Chapter 15 of 23

STL — Maps, Sets and Unordered Containers

Master C++ associative containers — std::map, std::unordered_map, std::set, std::unordered_set, multimap, and multiset — with complexity analysis and a complete word-frequency counter example.

Meritshot13 min read
C++STLMapSetUnordered MapHash TableAssociative Containers
All C++ Chapters

STL — Maps, Sets and Unordered Containers

While vector and deque store elements sequentially, associative containers store them by key, enabling fast lookup, insertion, and deletion. These containers power everything from dictionary autocomplete in apps like Google Search India to counting word frequencies in NLP pipelines at companies like Jio and Infosys BPO.

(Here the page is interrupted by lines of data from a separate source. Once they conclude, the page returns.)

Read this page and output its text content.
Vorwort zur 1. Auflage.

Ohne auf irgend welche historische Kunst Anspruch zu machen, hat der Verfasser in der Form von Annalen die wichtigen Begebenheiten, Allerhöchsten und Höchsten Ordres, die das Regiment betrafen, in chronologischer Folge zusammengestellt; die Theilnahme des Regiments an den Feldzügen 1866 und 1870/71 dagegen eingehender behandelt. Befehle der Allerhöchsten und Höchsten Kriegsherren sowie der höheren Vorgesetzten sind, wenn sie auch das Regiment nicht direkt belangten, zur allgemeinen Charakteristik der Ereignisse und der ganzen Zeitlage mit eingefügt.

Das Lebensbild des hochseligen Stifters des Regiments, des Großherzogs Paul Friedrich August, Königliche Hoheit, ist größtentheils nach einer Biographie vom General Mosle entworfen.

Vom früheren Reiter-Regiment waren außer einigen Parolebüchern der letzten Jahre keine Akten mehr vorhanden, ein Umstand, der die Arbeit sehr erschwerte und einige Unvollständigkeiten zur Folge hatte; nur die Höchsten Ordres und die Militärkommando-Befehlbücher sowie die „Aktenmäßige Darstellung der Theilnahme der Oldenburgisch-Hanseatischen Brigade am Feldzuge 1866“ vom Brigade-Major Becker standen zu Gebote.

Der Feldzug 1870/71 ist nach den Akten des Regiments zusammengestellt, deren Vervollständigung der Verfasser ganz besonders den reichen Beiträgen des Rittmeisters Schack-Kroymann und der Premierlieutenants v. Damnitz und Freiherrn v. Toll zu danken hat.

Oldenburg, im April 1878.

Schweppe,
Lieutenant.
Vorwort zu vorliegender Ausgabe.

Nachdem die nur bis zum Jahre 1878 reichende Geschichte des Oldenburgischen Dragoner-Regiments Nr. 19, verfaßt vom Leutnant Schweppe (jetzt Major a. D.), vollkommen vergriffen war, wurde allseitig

In competitive programming, knowing when to use map vs unordered_map is often the difference between an accepted solution and a time-limit-exceeded verdict. This chapter covers all the major associative containers with the complexity and usage detail expected at the ₹15–40 LPA interview level.


std::map — Sorted Key-Value Store

std::map maintains keys in sorted order using a self-balancing binary search tree (typically a Red-Black Tree). Every operation — insert, find, erase — runs in O(log n) time.

Basic Usage

#include <iostream>
#include <map>
#include <string>
using namespace std;

int main() {
    map<string, int> population;

    // Insert using operator[]
    population["Delhi"]     = 32000000;
    population["Mumbai"]    = 21000000;
    population["Bengaluru"] = 13000000;
    population["Chennai"]   = 11000000;

    // Insert using insert() — preferred to avoid default-constructing the value
    population.insert({"Hyderabad", 10000000});
    population.insert(make_pair("Pune", 7000000));

    // Lookup
    cout << "Delhi population: " << population["Delhi"] << endl;

    // find() returns iterator — use it to avoid accidentally creating keys
    auto it = population.find("Kolkata");
    if (it == population.end()) {
        cout << "Kolkata not found" << endl;
    } else {
        cout << "Kolkata: " << it->second << endl;
    }

    // Iterating — keys come out in sorted (alphabetical) order
    cout << "\nAll cities (sorted):" << endl;
    for (const auto& [city, pop] : population) {   // C++17 structured binding
        cout << "  " << city << ": " << pop << endl;
    }

    cout << "\nSize: " << population.size() << endl;
    return 0;
}

Output:

Delhi population: 32000000
Kolkata not found

All cities (sorted):
  Bengaluru: 13000000
  Chennai: 11000000
  Delhi: 32000000
  Hyderabad: 10000000
  Mumbai: 21000000
  Pune: 7000000

Size: 6

The keys are alphabetically ordered because map sorts them. This is one of its defining features.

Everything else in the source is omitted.